I couldn't help but pick up these beautiful short ribs and the only thing I knew to do with them was to braise them so I combined a few recipes from trusty-ol' Food Network. A few months ago, we had lunch with some friends at the Blue Bayou in Disneyland and I ordered this fantastically rich beef ribs. The particular recipe was not similar, especially since I didn't cook them long enough and probably didn't cook them correctly. Since I braised them in red wine, I used some of the leftover wine to make a sauce with creme fraiche. At first, I tried to make gravy with the drippings but it turned into this congealed blob...definitely not at all appetizing. Ken liked the sauce, although it was too salty for me. The healthy parts of this meal were the green beans and brown rice. Ken liked the brown rice so that's what we're having from now on!
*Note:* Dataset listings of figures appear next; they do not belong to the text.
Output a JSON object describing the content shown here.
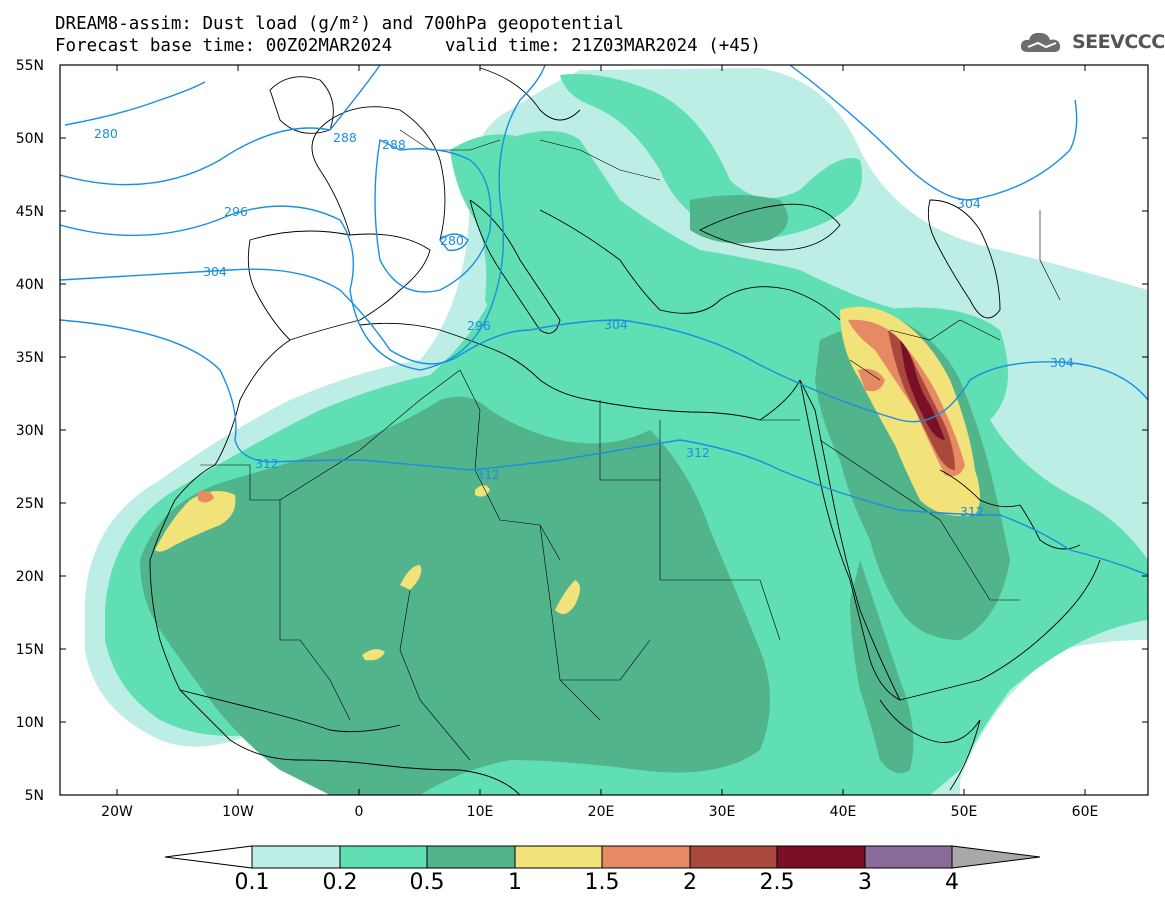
{
  "title": {
    "line1": "DREAM8-assim: Dust load (g/m²) and 700hPa geopotential",
    "line2": "Forecast base time: 00Z02MAR2024     valid time: 21Z03MAR2024 (+45)"
  },
  "logo": {
    "text": "SEEVCCC",
    "icon": "cloud-icon"
  },
  "axes": {
    "lat_labels": [
      "55N",
      "50N",
      "45N",
      "40N",
      "35N",
      "30N",
      "25N",
      "20N",
      "15N",
      "10N",
      "5N"
    ],
    "lon_labels": [
      "20W",
      "10W",
      "0",
      "10E",
      "20E",
      "30E",
      "40E",
      "50E",
      "60E"
    ],
    "lat_range": [
      5,
      55
    ],
    "lon_range": [
      -25,
      65
    ]
  },
  "contour_labels": [
    "280",
    "288",
    "288",
    "296",
    "280",
    "304",
    "296",
    "304",
    "304",
    "312",
    "312",
    "312",
    "304",
    "312"
  ],
  "colorbar": {
    "labels": [
      "0.1",
      "0.2",
      "0.5",
      "1",
      "1.5",
      "2",
      "2.5",
      "3",
      "4"
    ],
    "colors": [
      "#ffffff",
      "#bdeee6",
      "#5fdfb3",
      "#52b48a",
      "#f1e27a",
      "#e58a62",
      "#a9493d",
      "#7c0f28",
      "#8b6a9c",
      "#a8a8a8"
    ]
  },
  "colors": {
    "contour": "#1a8fe0",
    "border": "#000000"
  }
}
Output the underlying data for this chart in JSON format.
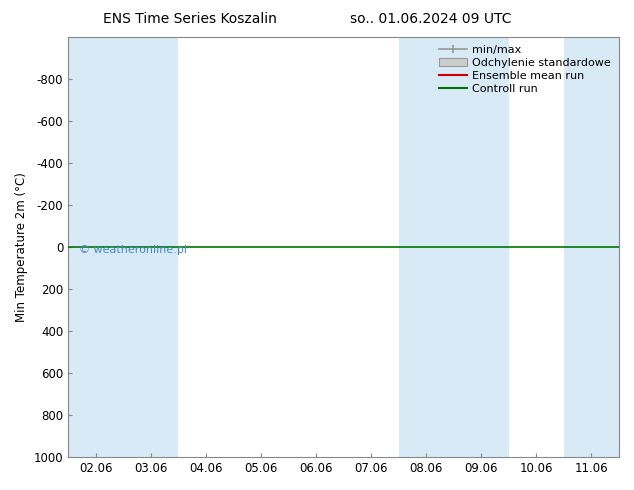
{
  "title_left": "ENS Time Series Koszalin",
  "title_right": "so.. 01.06.2024 09 UTC",
  "ylabel": "Min Temperature 2m (°C)",
  "ylim_bottom": 1000,
  "ylim_top": -1000,
  "yticks": [
    -800,
    -600,
    -400,
    -200,
    0,
    200,
    400,
    600,
    800,
    1000
  ],
  "xtick_labels": [
    "02.06",
    "03.06",
    "04.06",
    "05.06",
    "06.06",
    "07.06",
    "08.06",
    "09.06",
    "10.06",
    "11.06"
  ],
  "xtick_positions": [
    0,
    1,
    2,
    3,
    4,
    5,
    6,
    7,
    8,
    9
  ],
  "blue_band_positions": [
    0,
    1,
    6,
    7,
    9
  ],
  "blue_band_color": "#d8eaf6",
  "green_line_y": 0,
  "green_line_color": "#007700",
  "background_color": "#ffffff",
  "watermark": "© weatheronline.pl",
  "watermark_color": "#4488cc",
  "title_fontsize": 10,
  "tick_fontsize": 8.5,
  "ylabel_fontsize": 8.5,
  "legend_fontsize": 8
}
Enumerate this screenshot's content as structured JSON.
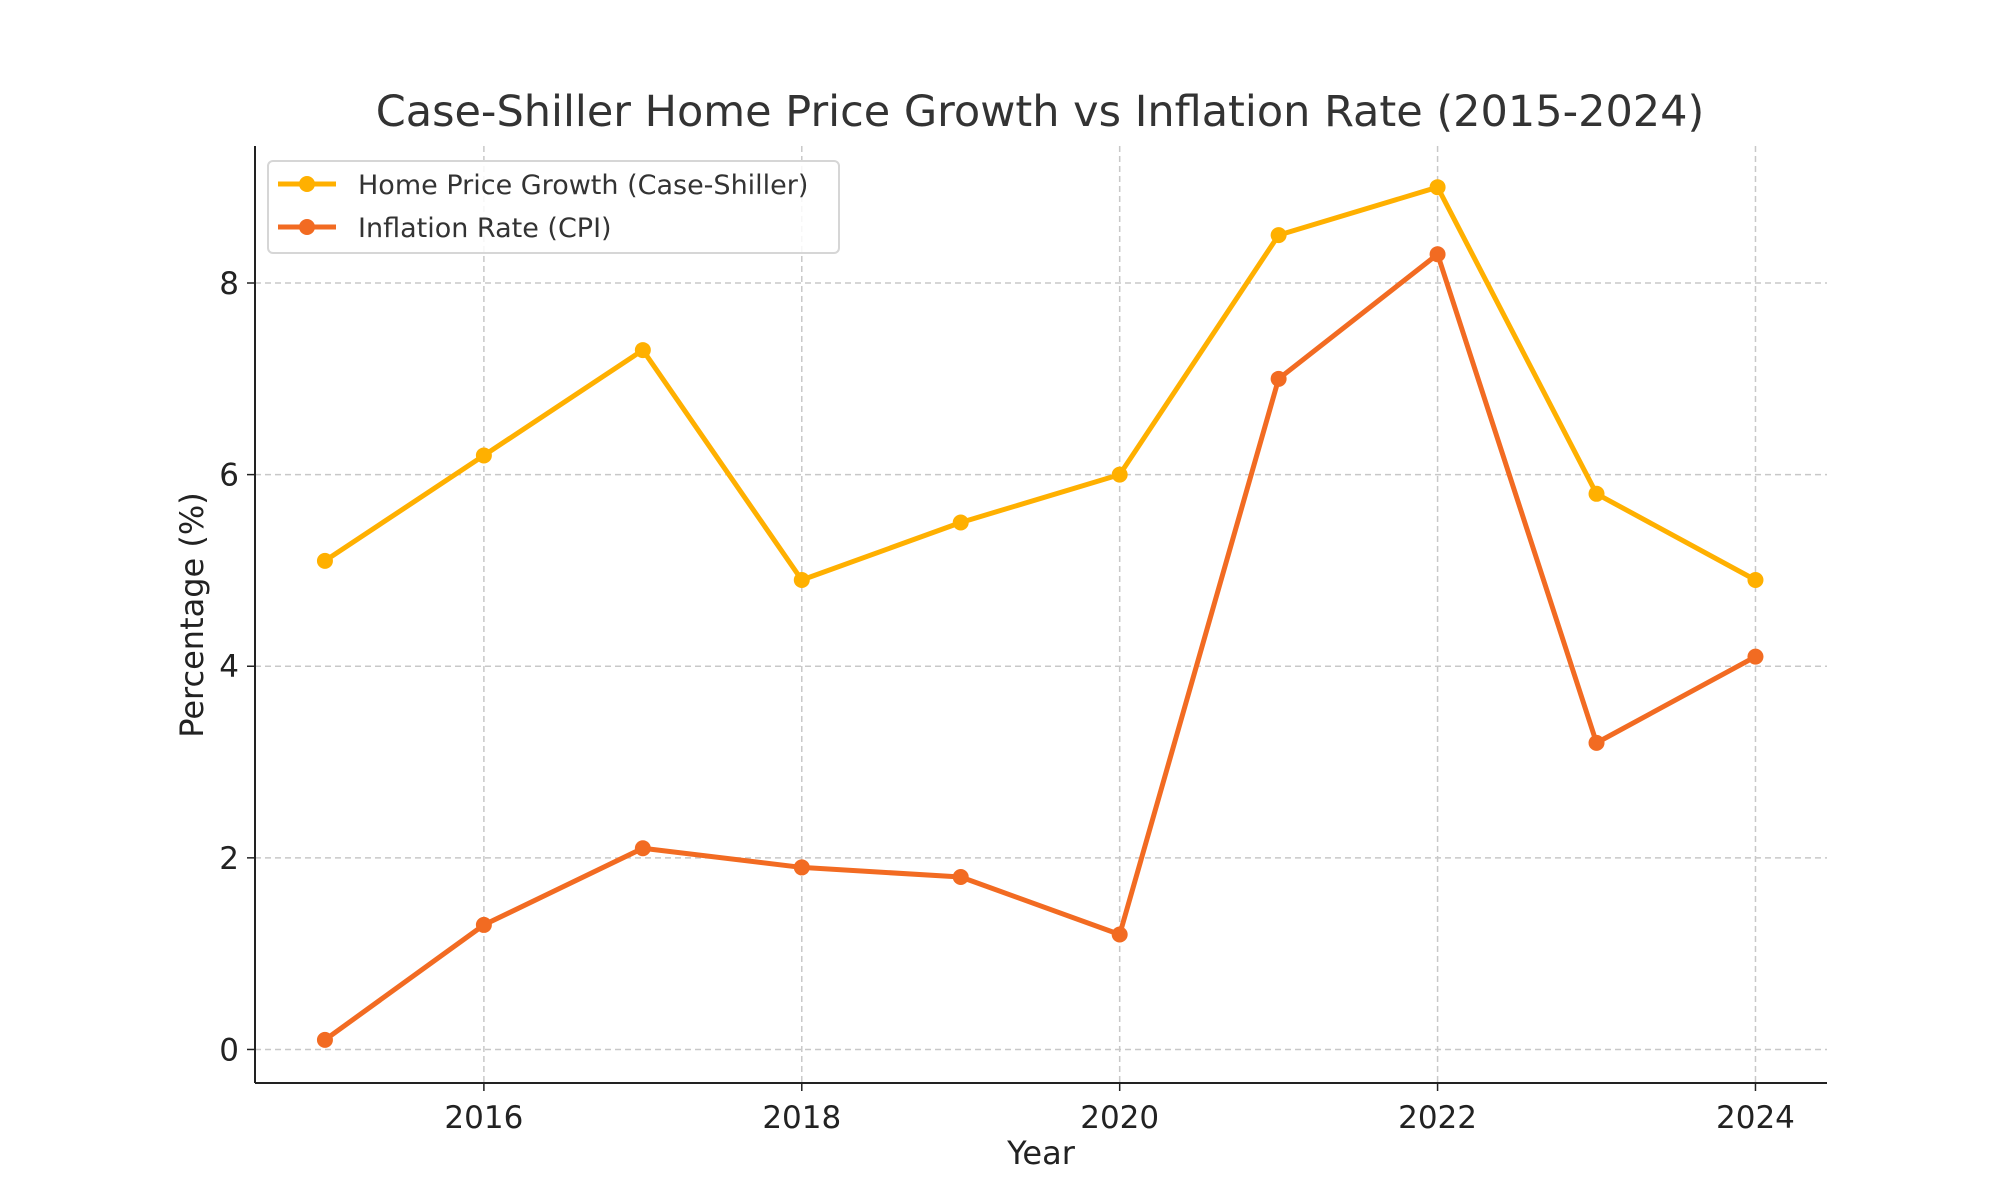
{
  "chart_data": {
    "type": "line",
    "title": "Case-Shiller Home Price Growth vs Inflation Rate (2015-2024)",
    "xlabel": "Year",
    "ylabel": "Percentage (%)",
    "x": [
      2015,
      2016,
      2017,
      2018,
      2019,
      2020,
      2021,
      2022,
      2023,
      2024
    ],
    "series": [
      {
        "name": "Home Price Growth (Case-Shiller)",
        "color": "#FFB000",
        "values": [
          5.1,
          6.2,
          7.3,
          4.9,
          5.5,
          6.0,
          8.5,
          9.0,
          5.8,
          4.9
        ]
      },
      {
        "name": "Inflation Rate (CPI)",
        "color": "#F26B22",
        "values": [
          0.1,
          1.3,
          2.1,
          1.9,
          1.8,
          1.2,
          7.0,
          8.3,
          3.2,
          4.1
        ]
      }
    ],
    "xlim": [
      2014.56,
      2024.45
    ],
    "ylim": [
      -0.35,
      9.43
    ],
    "xticks": [
      "2016",
      "2018",
      "2020",
      "2022",
      "2024"
    ],
    "yticks": [
      "0",
      "2",
      "4",
      "6",
      "8"
    ],
    "grid": true,
    "legend_position": "top-left"
  }
}
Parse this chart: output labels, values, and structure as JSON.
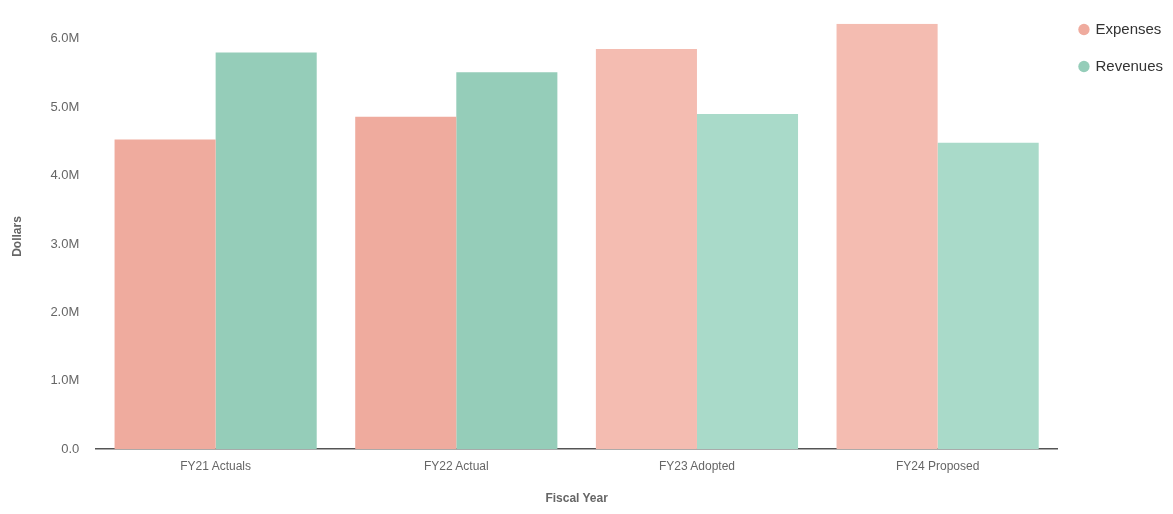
{
  "chart_data": {
    "type": "bar",
    "xlabel": "Fiscal Year",
    "ylabel": "Dollars",
    "categories": [
      "FY21 Actuals",
      "FY22 Actual",
      "FY23 Adopted",
      "FY24 Proposed"
    ],
    "series": [
      {
        "name": "Expenses",
        "color": "#efab9e",
        "colors": [
          "#efab9e",
          "#efab9e",
          "#f4bcb1",
          "#f4bcb1"
        ],
        "values": [
          4.53,
          4.86,
          5.85,
          6.22
        ]
      },
      {
        "name": "Revenues",
        "color": "#95cdb9",
        "colors": [
          "#95cdb9",
          "#95cdb9",
          "#a9dac9",
          "#a9dac9"
        ],
        "values": [
          5.8,
          5.51,
          4.9,
          4.48
        ]
      }
    ],
    "ylim": [
      0,
      6.22
    ],
    "yticks": [
      {
        "value": 0,
        "label": "0.0"
      },
      {
        "value": 1,
        "label": "1.0M"
      },
      {
        "value": 2,
        "label": "2.0M"
      },
      {
        "value": 3,
        "label": "3.0M"
      },
      {
        "value": 4,
        "label": "4.0M"
      },
      {
        "value": 5,
        "label": "5.0M"
      },
      {
        "value": 6,
        "label": "6.0M"
      }
    ],
    "grid": false,
    "legend": "top right"
  }
}
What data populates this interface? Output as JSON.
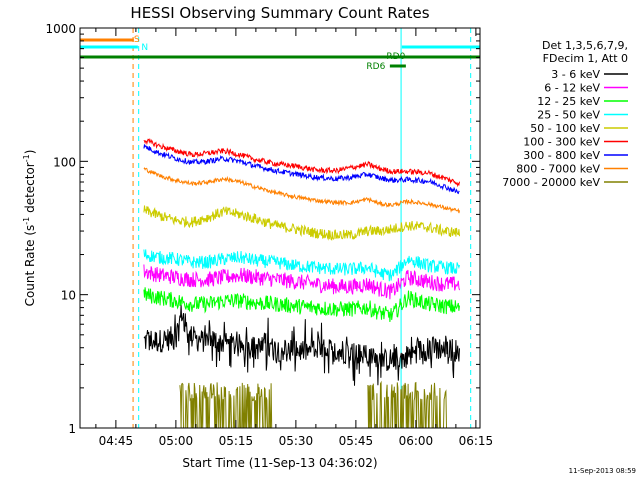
{
  "chart_data": {
    "type": "line",
    "title": "HESSI Observing Summary Count Rates",
    "xlabel": "Start Time (11-Sep-13 04:36:02)",
    "ylabel_prefix": "Count Rate (s",
    "ylabel_sup1": "-1",
    "ylabel_mid": " detector",
    "ylabel_sup2": "-1",
    "ylabel_suffix": ")",
    "yscale": "log",
    "ylim": [
      1,
      1000
    ],
    "xlim_minutes": [
      36.03,
      136.03
    ],
    "x_ticks": [
      {
        "label": "04:45",
        "minute": 45
      },
      {
        "label": "05:00",
        "minute": 60
      },
      {
        "label": "05:15",
        "minute": 75
      },
      {
        "label": "05:30",
        "minute": 90
      },
      {
        "label": "05:45",
        "minute": 105
      },
      {
        "label": "06:00",
        "minute": 120
      },
      {
        "label": "06:15",
        "minute": 135
      }
    ],
    "y_ticks": [
      {
        "label": "1",
        "value": 1
      },
      {
        "label": "10",
        "value": 10
      },
      {
        "label": "100",
        "value": 100
      },
      {
        "label": "1000",
        "value": 1000
      }
    ],
    "legend_header": [
      "Det 1,3,5,6,7,9,",
      "FDecim 1, Att 0"
    ],
    "legend_placement": "right",
    "series": [
      {
        "name": "3 - 6 keV",
        "color": "#000000",
        "x": [
          52,
          56,
          60,
          61.5,
          63,
          66,
          70,
          74,
          80,
          90,
          100,
          108,
          112,
          116,
          121,
          125,
          131
        ],
        "y": [
          4.5,
          4.5,
          4.8,
          7.5,
          5,
          4.5,
          4.5,
          4.2,
          4,
          3.8,
          3.8,
          3.5,
          3.2,
          3.3,
          3.8,
          4,
          3.8
        ]
      },
      {
        "name": "6 - 12 keV",
        "color": "#ff00ff",
        "x": [
          52,
          56,
          60,
          64,
          68,
          72,
          76,
          80,
          85,
          90,
          95,
          100,
          104,
          108,
          111,
          114,
          118,
          123,
          127,
          131
        ],
        "y": [
          15,
          14,
          13.5,
          13,
          13,
          13.5,
          14,
          13.5,
          13,
          12.5,
          12,
          11.5,
          11.5,
          12,
          11,
          10.5,
          13.5,
          12.5,
          12,
          12
        ]
      },
      {
        "name": "12 - 25 keV",
        "color": "#00ff00",
        "x": [
          52,
          56,
          60,
          64,
          68,
          72,
          76,
          80,
          85,
          90,
          95,
          100,
          104,
          108,
          111,
          114,
          118,
          123,
          127,
          131
        ],
        "y": [
          10,
          9.5,
          9,
          8.5,
          8.5,
          9,
          9,
          8.7,
          8.5,
          8.2,
          8,
          7.8,
          7.8,
          8,
          7.3,
          7,
          9.5,
          8.5,
          8.2,
          8
        ]
      },
      {
        "name": "25 - 50 keV",
        "color": "#00ffff",
        "x": [
          52,
          56,
          60,
          64,
          68,
          72,
          76,
          80,
          85,
          90,
          95,
          100,
          104,
          108,
          111,
          114,
          118,
          123,
          127,
          131
        ],
        "y": [
          20,
          19,
          18.5,
          17.5,
          17.5,
          18.5,
          19,
          18,
          17.5,
          16.5,
          16,
          15.5,
          15.5,
          16,
          14.5,
          14,
          18.5,
          16.5,
          16,
          15.5
        ]
      },
      {
        "name": "50 - 100 keV",
        "color": "#cccc00",
        "x": [
          52,
          56,
          60,
          64,
          68,
          72,
          76,
          80,
          85,
          90,
          95,
          100,
          104,
          108,
          111,
          114,
          118,
          123,
          127,
          131
        ],
        "y": [
          43,
          39,
          36,
          35,
          38,
          42,
          40,
          37,
          33,
          31,
          29,
          28,
          28,
          30,
          30,
          31,
          33,
          32,
          30,
          29
        ]
      },
      {
        "name": "100 - 300 keV",
        "color": "#ff0000",
        "x": [
          52,
          56,
          60,
          64,
          68,
          72,
          76,
          80,
          85,
          90,
          95,
          100,
          104,
          108,
          111,
          114,
          118,
          123,
          127,
          131
        ],
        "y": [
          145,
          130,
          120,
          112,
          115,
          120,
          112,
          103,
          96,
          92,
          86,
          85,
          90,
          95,
          88,
          84,
          84,
          82,
          75,
          68
        ]
      },
      {
        "name": "300 - 800 keV",
        "color": "#0000ff",
        "x": [
          52,
          56,
          60,
          64,
          68,
          72,
          76,
          80,
          85,
          90,
          95,
          100,
          104,
          108,
          111,
          114,
          118,
          123,
          127,
          131
        ],
        "y": [
          130,
          115,
          105,
          98,
          100,
          105,
          100,
          92,
          85,
          80,
          76,
          74,
          76,
          80,
          75,
          72,
          73,
          71,
          65,
          58
        ]
      },
      {
        "name": "800 - 7000 keV",
        "color": "#ff8000",
        "x": [
          52,
          56,
          60,
          64,
          68,
          72,
          76,
          80,
          85,
          90,
          95,
          100,
          104,
          108,
          111,
          114,
          118,
          123,
          127,
          131
        ],
        "y": [
          88,
          78,
          72,
          68,
          70,
          74,
          70,
          64,
          58,
          54,
          51,
          49,
          49,
          52,
          48,
          47,
          50,
          48,
          45,
          42
        ]
      },
      {
        "name": "7000 - 20000 keV",
        "color": "#808000",
        "x": [
          61,
          65,
          69,
          73,
          77,
          80,
          84,
          108,
          112,
          116,
          120,
          124,
          128
        ],
        "y": [
          1.5,
          1.6,
          1.5,
          1.6,
          1.5,
          1.6,
          1.5,
          1.6,
          1.5,
          1.6,
          1.5,
          1.6,
          1.5
        ]
      }
    ],
    "attenuator_bars": [
      {
        "label": "S",
        "color": "#ff8000",
        "x_start": 36.03,
        "x_end": 49.5
      },
      {
        "label": "N",
        "color": "#00ffff",
        "x_start": 36.03,
        "x_end": 50.5
      },
      {
        "label": "N",
        "color": "#00ffff",
        "x_start": 116.5,
        "x_end": 136.03
      },
      {
        "label": "",
        "color": "#008000",
        "x_start": 36.03,
        "x_end": 136.03
      },
      {
        "label": "RD6",
        "color": "#008000",
        "x_start": 113.5,
        "x_end": 117.5
      }
    ],
    "bar_labels": [
      {
        "text": "S",
        "color": "#ff8000",
        "x": 50.2
      },
      {
        "text": "N",
        "color": "#00ffff",
        "x": 52.2
      },
      {
        "text": "RD0",
        "color": "#008000",
        "x": 115
      },
      {
        "text": "RD6",
        "color": "#008000",
        "x": 110
      }
    ],
    "vertical_markers": [
      {
        "color": "#00ffff",
        "style": "solid",
        "x": 36.03
      },
      {
        "color": "#ff8000",
        "style": "dashed",
        "x": 49.3
      },
      {
        "color": "#00ffff",
        "style": "dashed",
        "x": 50.7
      },
      {
        "color": "#00ffff",
        "style": "solid",
        "x": 116.3
      },
      {
        "color": "#00ffff",
        "style": "dashed",
        "x": 133.7
      }
    ]
  },
  "footer_timestamp": "11-Sep-2013 08:59"
}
Saturday, February 14, 2009

Anniversary Dinner

Ken took us to Raymond Restaurant last night to celebrate our first year together. The meal was so fabulous that I had to write about it even though I didn't cook it. For starters, we had Crispy Maple Pork Belly and the best Froi Gras I've ever had, and had a total out-of-body experience which I call foodgasm. For our main course, Ken had Buttered Salmon and I had lamb two ways: a braise shank with couscous in a Moroccan sauce and roast lamb rack with this amazing potato emulsion. To finish this indulgence, Ken had a Brownie Sundae and I had the Creme Brulee, which usually is the best I've ever had but the brulee turned out too thick and overpowered the rest of the dish. Nevertheless, it was an amazing experience and we had a fabulous time!

Sunday, February 8, 2009

Indian-Spiced Lamb Loin Chops


I couldn't decide what to do with these loin chops that I found at Costco yesterday. At first, grilling them after sitting in an herb marinade was the plan but I didn't have a chance to get the herbs. My friend, Seema, gifted me some Indian spices for my birthday so I decided to put them to use as the marinade.
  • 2 tbsp olive oil
  • 1/2 tsp turmeric
  • 1/4 tsp chili powder
  • 1/4 tsp cumin powder
  • 1/4 tsp curry powder
  • 3 cloves garlic
It could've used less turmeric and more curry and cumin powders. Served with green beans, rice (w/ whole cumin seeds & olive oil) and prepackaged mahkni paneer (didn't have any fresh paneer on hand).

Wednesday, February 4, 2009

Katsudon


We bought some thinly sliced pork chops and I wasn't quite sure what to do with them until the last minute today while at the market. There were also some yaki soba and ready-to-cook shrimp tempura left in the fridge so I decided to do a Japanese meal. The tonkatsu was pretty easy to do, but the katsudon sauce needed some adjustment...a bit too salty and concentrated in flavor. I didn't have the exact ingredients (namely mirin and dashi soup) listed on the link to the katsudon and instead made adjustments to the dipping sauce that I bought today. Also forgot the onion and substituted it with the shallots I already had. Top it all off with green onions.

Update: Since we had two leftover tonkatsu, we had it again the next day with adjustments to the previous night's sauce. In the future, I'll probably use a 1/2 cup of the tempura dipping sauce (tastes like the same base as the dashi soup), dilute it with 1 cup of water, and leave out the soy sauce and sugar. As for the mirin, I'll leave that out as well unless I happen to have some on hand. The shallots were an okay substitute but the onion probably would've been better.

Creme Fraiche Sauce


While poking around Trader Joe's for dinner ideas, I discovered that I could use creme fraiche as a topping for the hazelnut-crusted salmon I planned to serve. A suggested idea as a seafood topping was to combine it with fresh herbs and lemon juice, but since I forgot the herbs after the fact, I had to improvise and made a white wine reduction instead. I added about 2 teaspoons of the creme to 1 cup of reduced white wine, seasoned it with some salt and a few drops of lemon juice, and a sliver of unsalted butter just to round out the flavor. Dad had given us some chayote (pictured above) the day before so I grated one up with some garlic. The tricky part about the chayote was to make sure to add plenty of water and let it cook until tender.